It’s Time For Hoyer, Cubs To Think Pitching In The Draft

Cade Horton isn’t going to the All-Star Game but he’s quietly been a valuable part of a Cubs team that is leading the National League Central.

The former College World Series star for the University of Oklahoma star slipped into the starting rotation on May 10, after fellow lefty Shota Imanaga was sidelined with a hamstring injury, and has pitched well enough for Craig Counsell’s team to win six of his first nine starts.

It’s worth considering that impact as the Cubs head into the amateur draft on Sunday. They will pick 17th and have only one other pick in the first 94, so it’s important they make the most of their first-rounder.

Horton, who struck out 13 against Ole Miss in the deciding game of the CWS, was selected with the seventh overall pick in 2022. He’s something of an outlier for the Cubs, who have strongly favored college hitters with their first-round picks. They hit it big with Kris Bryant, Kyle Schwarber and Ian Happ in 2013-15.

Theo Epstein trusts college hitters more than any other draft commodity. That preference left the Cubs with a quantity over quality approach in assembling amateur pitching since Epstein’s arrival. He worried about both the greater likelihood of pitcher injuries and the volatile nature of their performances.

Left unsaid — at least publicly — was the hope pitchers would, as they matured, regularly out-perform their amateur standing.

Because the Cubs had overspent their international signing limit in 2013 (when they spent heavily on Eloy Jimenez, Gleyber Torres, Jen Ho Tseng and others), they were limited to a maximum bonus of $250,000 in ’14. Epstein’s strategy was to round up as many hard-throwing leftovers and give them $20,000 apiece, searching for diamonds in the rough.

Organizational results have been telling. The Cubs haven’t drafted or signed a pitcher with staying power beyond a few seasons since Jim Hendry was in charge, when they built teams around Kerry Wood, Mark Prior and Carlos Zambrano.

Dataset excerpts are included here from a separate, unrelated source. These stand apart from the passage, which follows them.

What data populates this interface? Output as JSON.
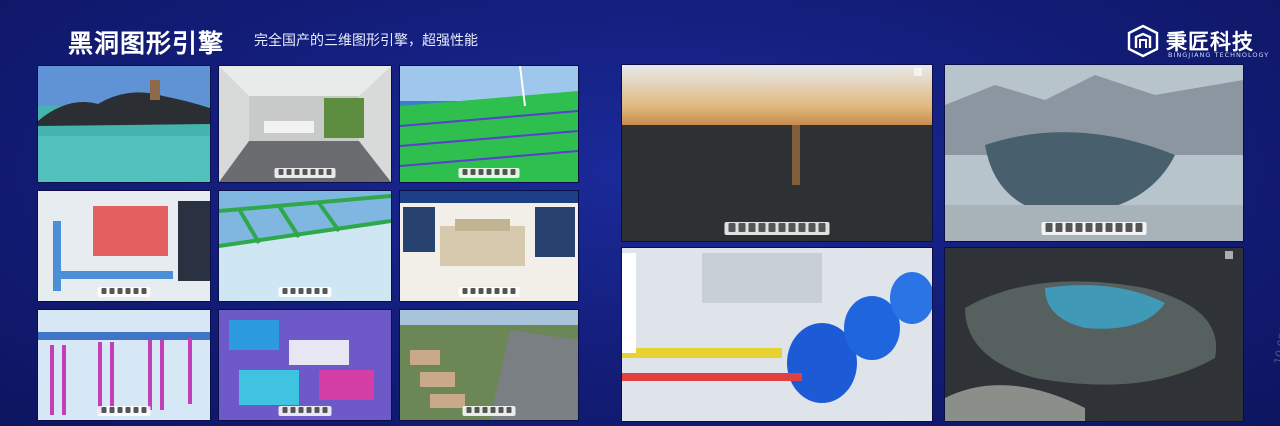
{
  "header": {
    "title": "黑洞图形引擎",
    "subtitle": "完全国产的三维图形引擎，超强性能"
  },
  "logo": {
    "name": "秉匠科技",
    "english": "BINGJIANG TECHNOLOGY"
  },
  "watermark": "10,000",
  "colors": {
    "background": "#141f7e",
    "accent": "#2ec8ff"
  },
  "thumbnails": [
    {
      "id": "island"
    },
    {
      "id": "office-interior"
    },
    {
      "id": "bridge-rebar"
    },
    {
      "id": "mep-pipes"
    },
    {
      "id": "steel-truss"
    },
    {
      "id": "building-dashboard"
    },
    {
      "id": "bridge-piers"
    },
    {
      "id": "bim-model"
    },
    {
      "id": "city-aerial"
    },
    {
      "id": "ocean-sunset"
    },
    {
      "id": "mountain-lake"
    },
    {
      "id": "industrial-tanks"
    },
    {
      "id": "terrain-map"
    }
  ]
}
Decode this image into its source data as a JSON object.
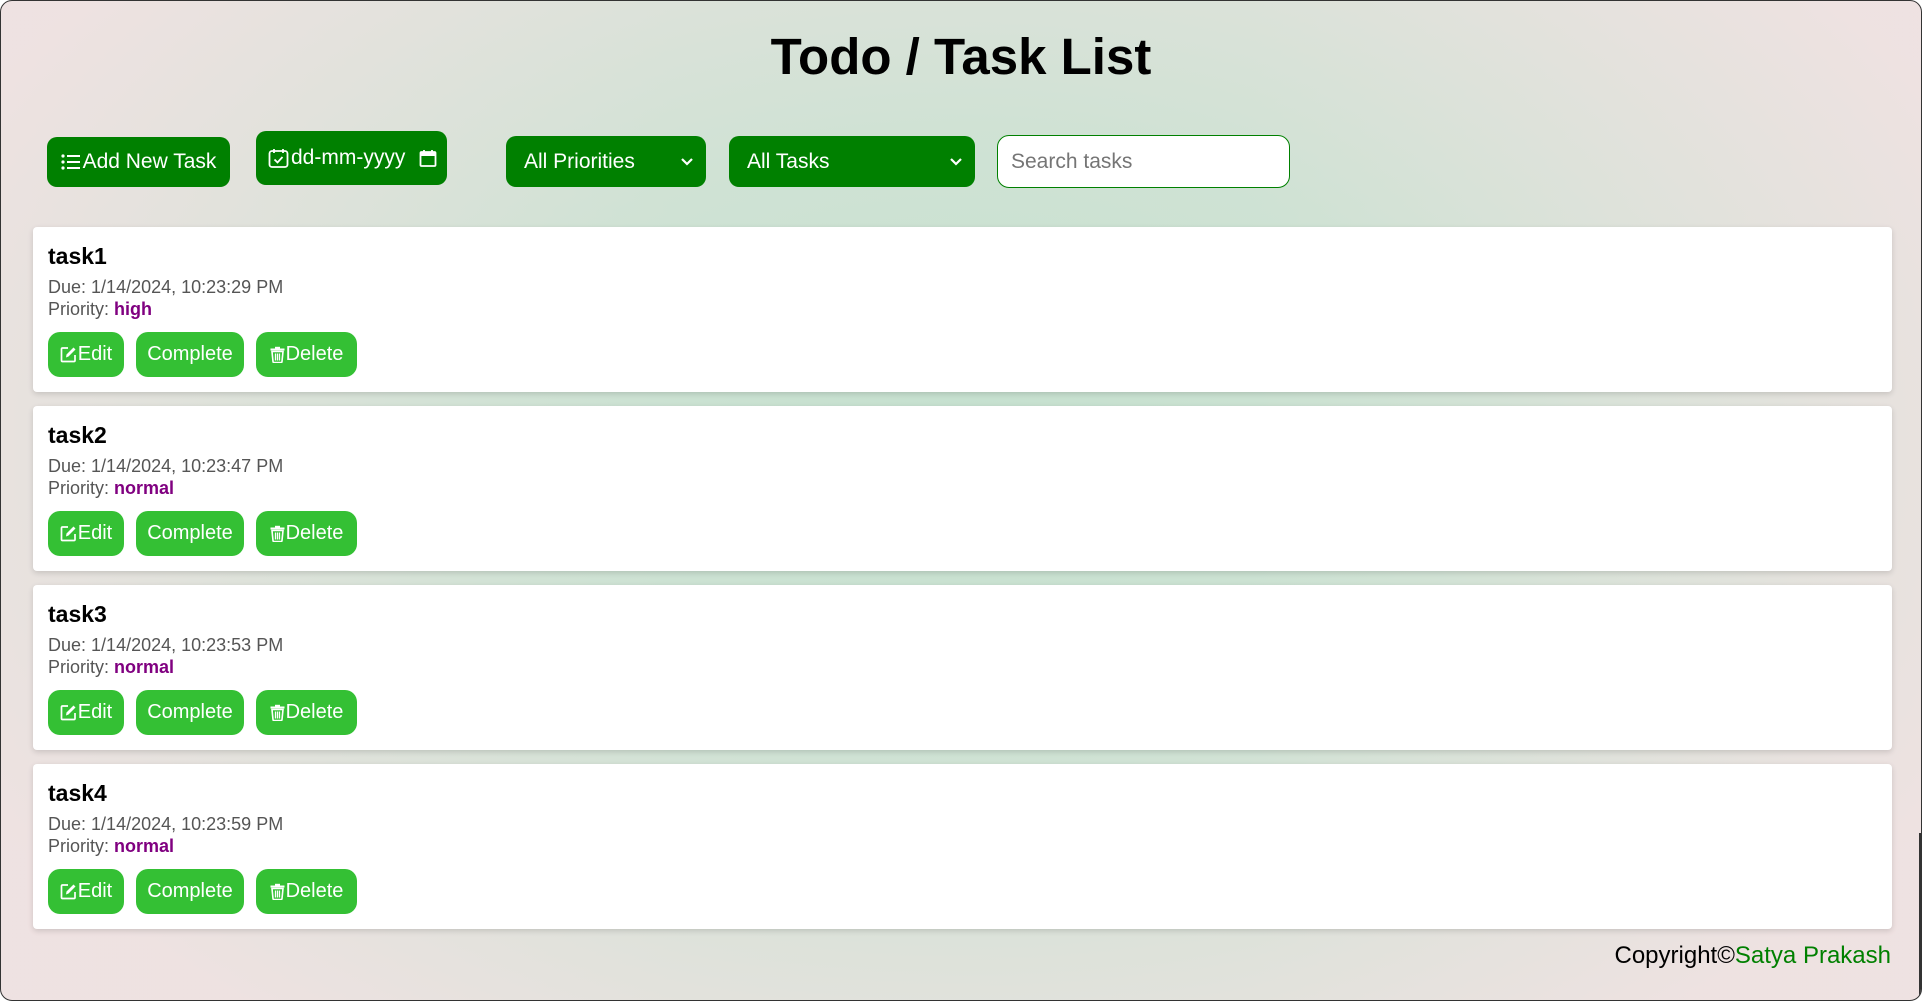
{
  "app": {
    "title": "Todo / Task List"
  },
  "toolbar": {
    "add_label": "Add New Task",
    "date_placeholder": "dd-mm-yyyy",
    "priority_selected": "All Priorities",
    "status_selected": "All Tasks",
    "search_placeholder": "Search tasks"
  },
  "tasks": [
    {
      "title": "task1",
      "due_label": "Due:",
      "due": "1/14/2024, 10:23:29 PM",
      "priority_label": "Priority:",
      "priority": "high"
    },
    {
      "title": "task2",
      "due_label": "Due:",
      "due": "1/14/2024, 10:23:47 PM",
      "priority_label": "Priority:",
      "priority": "normal"
    },
    {
      "title": "task3",
      "due_label": "Due:",
      "due": "1/14/2024, 10:23:53 PM",
      "priority_label": "Priority:",
      "priority": "normal"
    },
    {
      "title": "task4",
      "due_label": "Due:",
      "due": "1/14/2024, 10:23:59 PM",
      "priority_label": "Priority:",
      "priority": "normal"
    }
  ],
  "task_actions": {
    "edit_label": "Edit",
    "complete_label": "Complete",
    "delete_label": "Delete"
  },
  "footer": {
    "copyright_text": "Copyright©",
    "author": "Satya Prakash"
  },
  "colors": {
    "primary_green": "#008000",
    "action_green": "#34c034",
    "priority_purple": "#800080"
  },
  "icons": {
    "add": "list-icon",
    "date": "calendar-check-icon",
    "date_picker": "calendar-icon",
    "dropdown": "chevron-down-icon",
    "edit": "edit-icon",
    "delete": "trash-icon"
  }
}
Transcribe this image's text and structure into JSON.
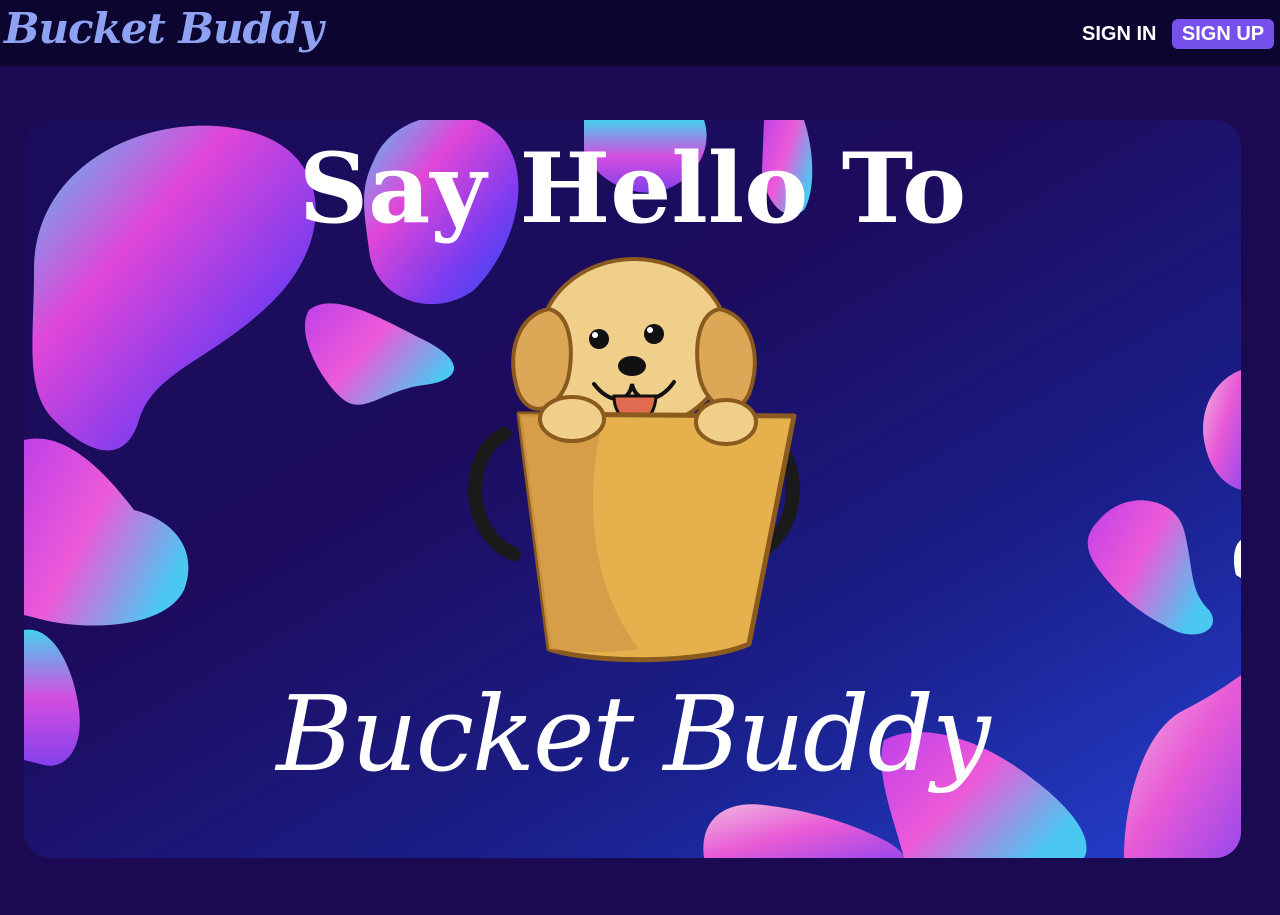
{
  "header": {
    "logo_text": "Bucket Buddy",
    "sign_in_label": "SIGN IN",
    "sign_up_label": "SIGN UP"
  },
  "hero": {
    "title": "Say Hello To",
    "brand": "Bucket Buddy"
  },
  "colors": {
    "logo": "#8fa2f2",
    "topbar": "#0b0530",
    "page_background": "#1b0a52",
    "sign_up_button": "#7650ea",
    "text": "#ffffff"
  },
  "icons": {
    "mascot": "dog-in-bucket-illustration"
  }
}
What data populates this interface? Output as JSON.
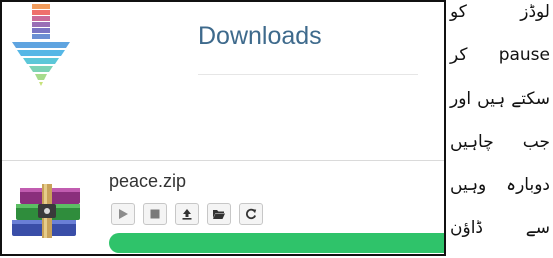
{
  "panel": {
    "title": "Downloads",
    "download": {
      "filename": "peace.zip",
      "controls": [
        "play-icon",
        "stop-icon",
        "upload-icon",
        "folder-open-icon",
        "refresh-icon"
      ],
      "progress": 1.0,
      "progress_color": "#2fc36a"
    },
    "title_color": "#3e6a8c"
  },
  "side_text": {
    "lines": [
      "لوڈز کو",
      "pause کر",
      "سکتے ہیں اور",
      "جب چاہیں",
      "دوبارہ وہیں",
      "سے ڈاؤن"
    ]
  }
}
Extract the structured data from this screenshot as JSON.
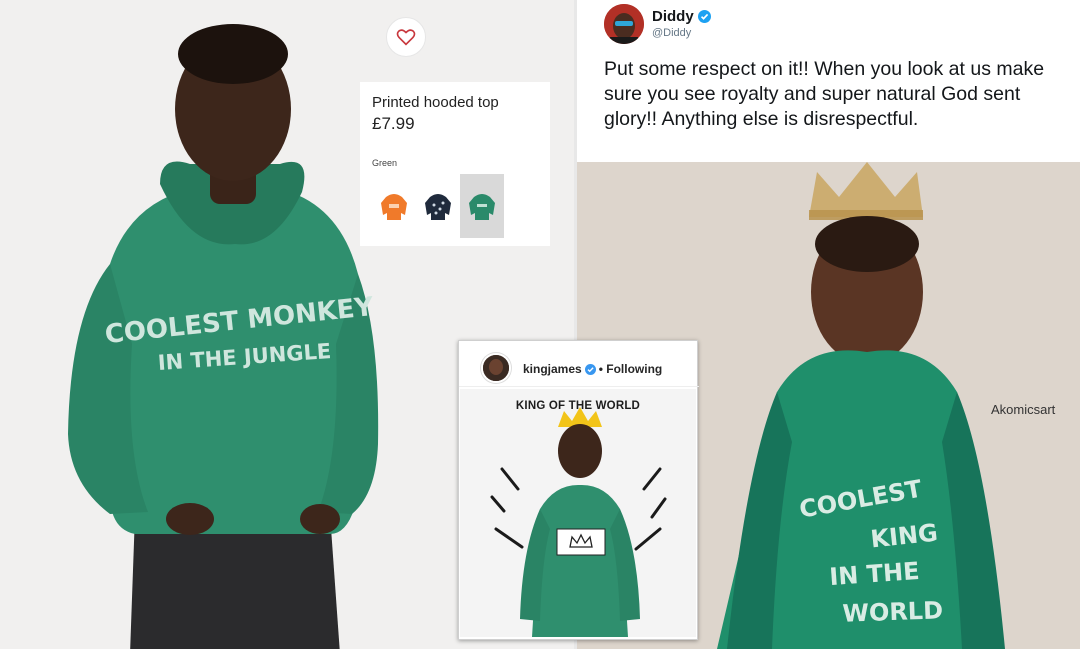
{
  "product": {
    "name": "Printed hooded top",
    "price": "£7.99",
    "color_label": "Green",
    "hoodie_print": [
      "COOLEST MONKEY",
      "IN THE JUNGLE"
    ],
    "swatches": [
      {
        "icon": "orange-hoodie-thumbnail",
        "color": "#f07a2a"
      },
      {
        "icon": "navy-print-hoodie-thumbnail",
        "color": "#1f2a3c"
      },
      {
        "icon": "green-hoodie-thumbnail",
        "color": "#2a8a6a"
      }
    ],
    "favorite_icon": "heart-outline-icon",
    "accent": "#c8373d",
    "hoodie_color": "#2f8f6e"
  },
  "tweet": {
    "name": "Diddy",
    "handle": "@Diddy",
    "verified_icon": "verified-badge-icon",
    "text": "Put some respect on it!! When you look at us make sure you see royalty and super natural God sent glory!! Anything else is disrespectful.",
    "verified_color": "#1da1f2"
  },
  "painting": {
    "credit": "Akomicsart",
    "hoodie_print": [
      "COOLEST",
      "KING",
      "IN THE",
      "WORLD"
    ]
  },
  "instagram": {
    "username": "kingjames",
    "follow_status": "• Following",
    "image_title": "KING OF THE WORLD"
  }
}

The closest they have come is Kyle Hendricks, the Game Seven starter in 2016 who spent 11 seasons in the starting rotation. But the Professor, as he was known, was already in Double-A when the Cubs acquired him from Texas in one of Epstein’s earliest trades.

Justin Steele, a left-hander who was drafted in the fifth round of the 2014 draft, seemed set to break through after a 16-win season in 2023. But Steele instead has demonstrated the precarious nature of pitching. He battled hamstring and elbow injuries in ’24, working only 134 2/3 innings, and underwent Tommy John surgery in April. He’ll need to re-establish himself when he returns next season.

The Cubs have selected a pitcher in the first round only four times in their last 13 drafts, with Horton the only one they’ve taken with a top-20 pick. This is the ninth time since Epstein’s arrival they’ve pick as high as 17 but they’ve used seven of those eight picks on infielders Nico Hoerner, Ed Howard, Matt Shaw and Cam Smith in addition to Bryant, Schwarber and Happ.

Since 2012, the Cubs have used 36 of their top 65 picks on pitchers but invested $2 million in only four those pitchers, with Horton’s $4.45-million bonus their biggest. They did spend over-slot to sign high school pitchers Dylan Cease in ($1.5 million) in 2014 and Jeremiah Estrada ($1 million) in ’17) but then traded Cease and lost Estrada on waivers.

The failure to develop a pipeline of minor-league pitching has forced the Cubs to rely on acquiring pitchers in trades or through free agency. They’ll need a pipeline of homegrown pitching more than ever if they do extend run-producer Kyle Tucker beyond this season, given the percentage of payroll Tucker will command.

This draft will be remembered as a success if they can find a long-term piece of their rotation with the 17th pick.